Whether it was after Democrats’ winning heavily in 2008 or Republicans’ winning heavily this year, recent U.S. congressional elections have been followed by requests from media members, including this newspaper, for both sides to work together better and seek more bipartisan solutions to our country’s challenges.
So far the politicians haven’t listened often enough to those requests. But will they heed such requests better when they come from one of their own and from someone they hired?
Arlen Specter is leaving the Senate after 30 years, having served as a Republican and Democrat. In his final speech on the Senate floor last week, he “bemoaned the loss of a Senate where both parties seemed to be interested in finding compromise, and he was especially critical of lawmakers who campaigned against their fellow members,” wrote Holly Bailey of Yahoo! News.

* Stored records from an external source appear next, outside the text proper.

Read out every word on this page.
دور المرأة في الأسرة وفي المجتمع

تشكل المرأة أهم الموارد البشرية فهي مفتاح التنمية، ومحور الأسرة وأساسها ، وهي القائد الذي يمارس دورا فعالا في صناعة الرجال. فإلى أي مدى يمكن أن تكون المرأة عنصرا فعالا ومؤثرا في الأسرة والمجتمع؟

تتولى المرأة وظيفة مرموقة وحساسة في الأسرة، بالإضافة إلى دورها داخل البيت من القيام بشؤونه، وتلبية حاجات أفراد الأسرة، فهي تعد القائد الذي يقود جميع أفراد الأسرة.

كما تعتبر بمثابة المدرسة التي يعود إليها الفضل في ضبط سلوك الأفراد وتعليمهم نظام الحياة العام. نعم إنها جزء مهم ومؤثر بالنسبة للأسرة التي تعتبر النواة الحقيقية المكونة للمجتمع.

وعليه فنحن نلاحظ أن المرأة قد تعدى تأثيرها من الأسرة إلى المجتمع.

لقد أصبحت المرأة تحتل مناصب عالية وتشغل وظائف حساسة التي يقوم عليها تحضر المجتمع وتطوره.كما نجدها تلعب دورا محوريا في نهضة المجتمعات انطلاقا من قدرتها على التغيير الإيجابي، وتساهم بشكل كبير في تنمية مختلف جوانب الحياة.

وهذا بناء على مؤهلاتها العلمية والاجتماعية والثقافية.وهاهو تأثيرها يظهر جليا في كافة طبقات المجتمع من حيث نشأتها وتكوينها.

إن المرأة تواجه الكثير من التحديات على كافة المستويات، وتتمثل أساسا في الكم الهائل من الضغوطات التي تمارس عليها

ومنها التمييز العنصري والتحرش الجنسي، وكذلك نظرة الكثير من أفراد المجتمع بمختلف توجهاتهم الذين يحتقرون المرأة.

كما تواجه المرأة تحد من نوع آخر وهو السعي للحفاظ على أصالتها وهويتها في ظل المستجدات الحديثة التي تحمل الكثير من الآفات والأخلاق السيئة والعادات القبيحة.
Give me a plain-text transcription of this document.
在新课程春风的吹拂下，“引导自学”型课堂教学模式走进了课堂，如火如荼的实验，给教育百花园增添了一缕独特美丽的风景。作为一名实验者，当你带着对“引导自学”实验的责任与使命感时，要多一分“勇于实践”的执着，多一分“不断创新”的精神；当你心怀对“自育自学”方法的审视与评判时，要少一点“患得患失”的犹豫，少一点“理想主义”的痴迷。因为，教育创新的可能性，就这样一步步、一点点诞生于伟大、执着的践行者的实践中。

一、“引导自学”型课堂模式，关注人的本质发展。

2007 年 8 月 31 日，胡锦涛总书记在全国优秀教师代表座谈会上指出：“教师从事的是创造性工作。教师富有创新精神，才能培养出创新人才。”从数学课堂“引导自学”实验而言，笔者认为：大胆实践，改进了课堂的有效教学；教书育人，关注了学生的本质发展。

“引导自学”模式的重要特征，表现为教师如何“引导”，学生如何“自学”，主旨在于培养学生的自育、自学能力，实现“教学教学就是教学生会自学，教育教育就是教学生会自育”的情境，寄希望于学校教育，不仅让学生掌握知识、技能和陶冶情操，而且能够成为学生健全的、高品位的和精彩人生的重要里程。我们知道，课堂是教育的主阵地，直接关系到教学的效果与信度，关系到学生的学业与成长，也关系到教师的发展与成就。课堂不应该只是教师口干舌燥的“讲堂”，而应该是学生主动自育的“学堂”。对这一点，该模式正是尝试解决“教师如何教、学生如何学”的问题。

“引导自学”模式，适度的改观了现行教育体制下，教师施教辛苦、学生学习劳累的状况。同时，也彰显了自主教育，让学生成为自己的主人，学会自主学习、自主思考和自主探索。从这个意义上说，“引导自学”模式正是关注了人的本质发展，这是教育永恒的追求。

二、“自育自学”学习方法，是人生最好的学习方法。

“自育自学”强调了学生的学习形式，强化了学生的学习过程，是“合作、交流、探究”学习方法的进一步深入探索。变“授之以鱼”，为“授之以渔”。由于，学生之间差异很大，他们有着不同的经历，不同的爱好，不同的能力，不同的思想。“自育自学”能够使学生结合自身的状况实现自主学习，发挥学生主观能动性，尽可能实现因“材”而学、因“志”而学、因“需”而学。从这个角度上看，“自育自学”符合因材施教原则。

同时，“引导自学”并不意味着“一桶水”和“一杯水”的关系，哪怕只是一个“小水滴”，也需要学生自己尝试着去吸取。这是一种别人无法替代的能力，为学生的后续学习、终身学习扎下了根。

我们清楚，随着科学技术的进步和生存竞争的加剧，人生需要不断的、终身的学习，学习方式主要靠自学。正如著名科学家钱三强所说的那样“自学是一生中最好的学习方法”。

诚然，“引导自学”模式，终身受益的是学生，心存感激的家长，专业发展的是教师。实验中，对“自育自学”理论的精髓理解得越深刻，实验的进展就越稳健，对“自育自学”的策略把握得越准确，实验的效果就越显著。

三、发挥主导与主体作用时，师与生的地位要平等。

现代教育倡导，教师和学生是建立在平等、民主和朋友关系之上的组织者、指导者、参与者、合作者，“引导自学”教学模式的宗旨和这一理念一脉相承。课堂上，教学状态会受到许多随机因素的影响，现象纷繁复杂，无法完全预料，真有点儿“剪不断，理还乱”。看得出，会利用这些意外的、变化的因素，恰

“That conduct was beyond contemplation in the Senate I joined 30 years ago,” Specter said. “Collegiality can obviously not be maintained when negotiating with someone simultaneously out to defeat you, especially within your own party.”
He called the increasing lack of civility in politics discouraging. “Civility is a state of mind,” Specter said. “It reflects respect for your opponents and for the institutions you serve together.” Political polarization, he said, will make civility in the upcoming Congress “more difficult (but) more necessary than ever.”
Robert V. Remini is the official historian of the House of Representatives and has published thorough biographies of several former members of Congress.
This year Remini published a book about the Compromise of 1850, “At the Edge of the Precipice: Henry Clay and the Compromise that Saved the Union.”
Remini had fairly thoroughly covered that compromise in a 700-page biography of Clay he published 19 years ago, but he made it clear why he chose to publish a new book on the subject now. In the preface he wrote that he seeks “to show the importance of compromise in resolving problems of great magnitude in the history of the country . . . This point is especially important today when the nation faces myriad problems . . . that will, in all likelihood, require both major political parties to agree to compromise their differences.”
One encouraging sign that Specter and Remini’s point may actually be getting through to Congress is the Senate’s ratifying last Wednesday the new Strategic Arms Reduction Treaty, a nuclear disarmament agreement with Russia signed by President Obama and President Dmitry Medvedev in April. The Senate passed the treaty 71-26, with 13 Republicans voting for it.
Indiana’s Richard Lugar was the first Republican to speak out in favor of the treaty, urging his colleagues last month, “Please do your duty for your country. We do not have verification of the Russian nuclear posture right now. We’re not going to have it until we sign the START treaty. We’re not going to be able to get rid of further missiles and warheads aimed at us.”
Lugar took his strong stand, which many Republicans opposed, despite rumors that he will face opposition from the Tea-Party wing of his party in the 2012 primary election.
So statesmanship, which must often include compromise, can still be found in Congress and in our own state’s delegation. Let’s hope that it spreads to other issues as well.